Abstract

The article raises the problem of status representation in the signatures of book printers of the Kingdom of Poland. First of all, the study concerns the identified features in the publications of I. Vietor and J. Haller; to a lesser extent - S. Giber, K. Hochfeder, F. Ungler and M. Scharfenberg. Although the publisher's signature form did not undergo significant changes during the 1st half of the 16th century, we find specific markers of social status among the listed printers. These markers are not characteristic of previous and subsequent Polish book publishers, but are characteristic, firstly, of a certain circle of printers outside the Kingdom of Poland, and secondly, of the social environment that existed at that time, in which certain epithets conveyed information about a person’s place in the hierarchy.

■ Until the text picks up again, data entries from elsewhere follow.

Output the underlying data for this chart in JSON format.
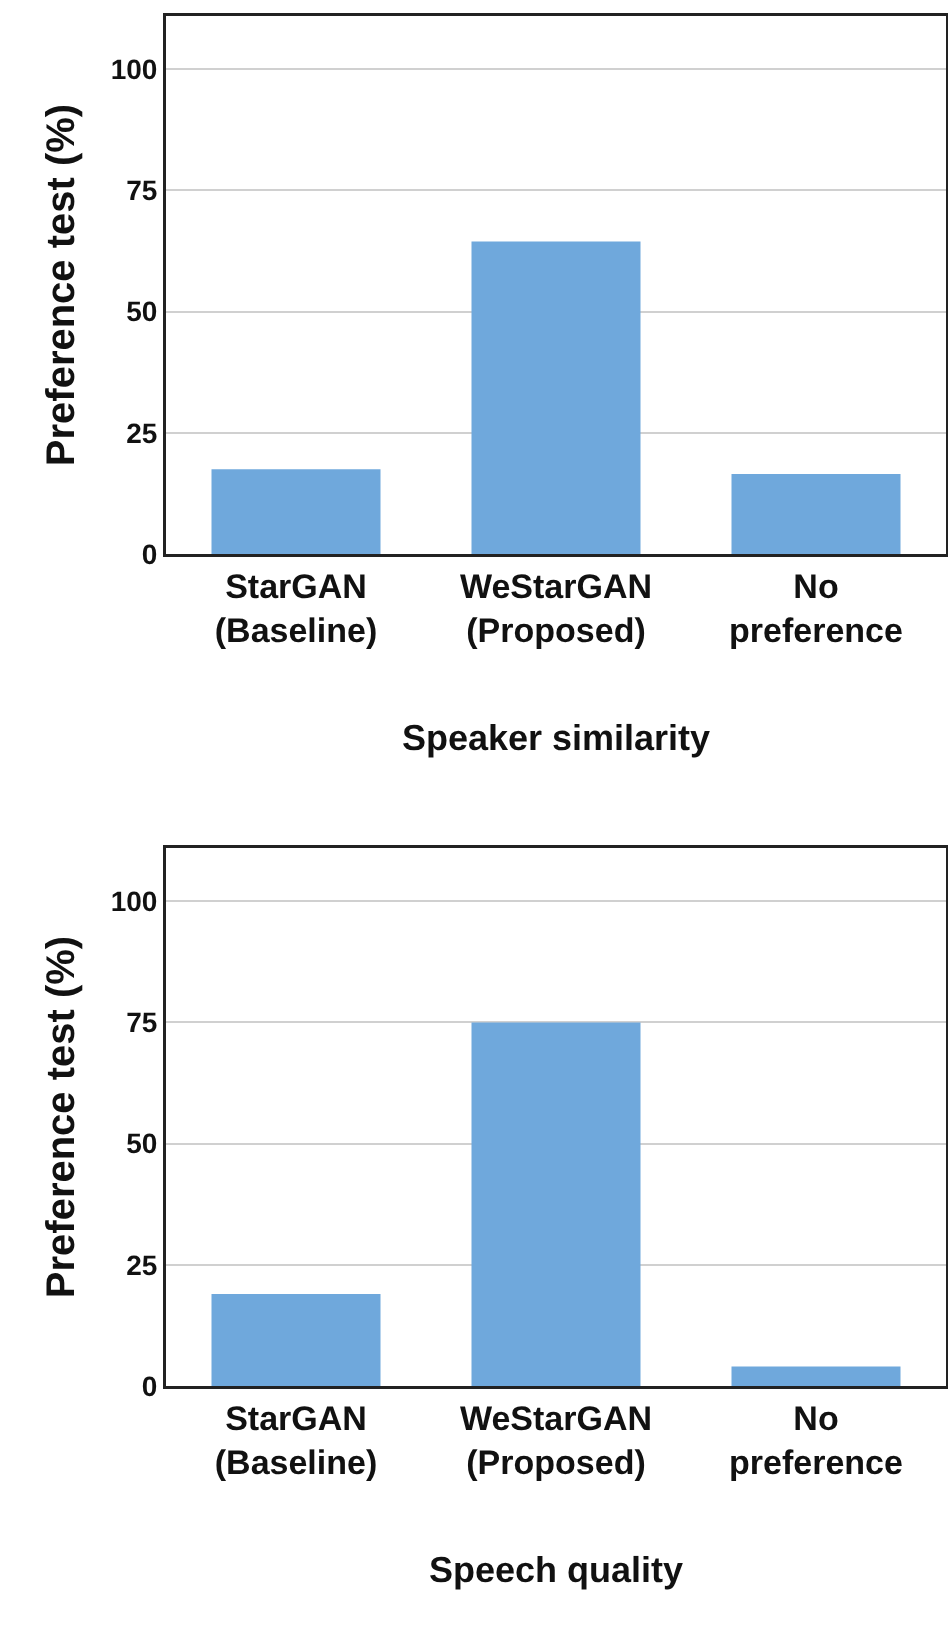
{
  "chart_data": [
    {
      "type": "bar",
      "categories": [
        "StarGAN (Baseline)",
        "WeStarGAN (Proposed)",
        "No preference"
      ],
      "values": [
        17.5,
        64.5,
        16.5
      ],
      "color": "#6fa8dc",
      "ylabel": "Preference test (%)",
      "xlabel": "Speaker similarity",
      "ylim": [
        0,
        111
      ],
      "yticks": [
        0,
        25,
        50,
        75,
        100
      ],
      "grid": "y"
    },
    {
      "type": "bar",
      "categories": [
        "StarGAN (Baseline)",
        "WeStarGAN (Proposed)",
        "No preference"
      ],
      "values": [
        19,
        75,
        4
      ],
      "color": "#6fa8dc",
      "ylabel": "Preference test (%)",
      "xlabel": "Speech quality",
      "ylim": [
        0,
        111
      ],
      "yticks": [
        0,
        25,
        50,
        75,
        100
      ],
      "grid": "y"
    }
  ]
}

The focus on the readership demand of intellectuals and connections with the University of Krakow were also reflected in the publishing signatures: printers classified their activities in the field of sciences and arts ("ars"), and also presented themselves in terms accepted in the scientific community ("egregius vir", "spectabilis vir dominus"). This part of the self-representation of entrepreneurs once again testifies to their involvement in the structure of European humanist printers, who, like their Polish colleagues, sought to declare in their signatures their connections with the scientific community and Renaissance culture. At the same time, the appearance of the epithets identified in the structure of the publisher's signature has not only a linguistic connection, but also a chronological one: the concepts under study disappear in the middle of the 16th century from Polish publications and is reduced to a minimum in publications of other European lands.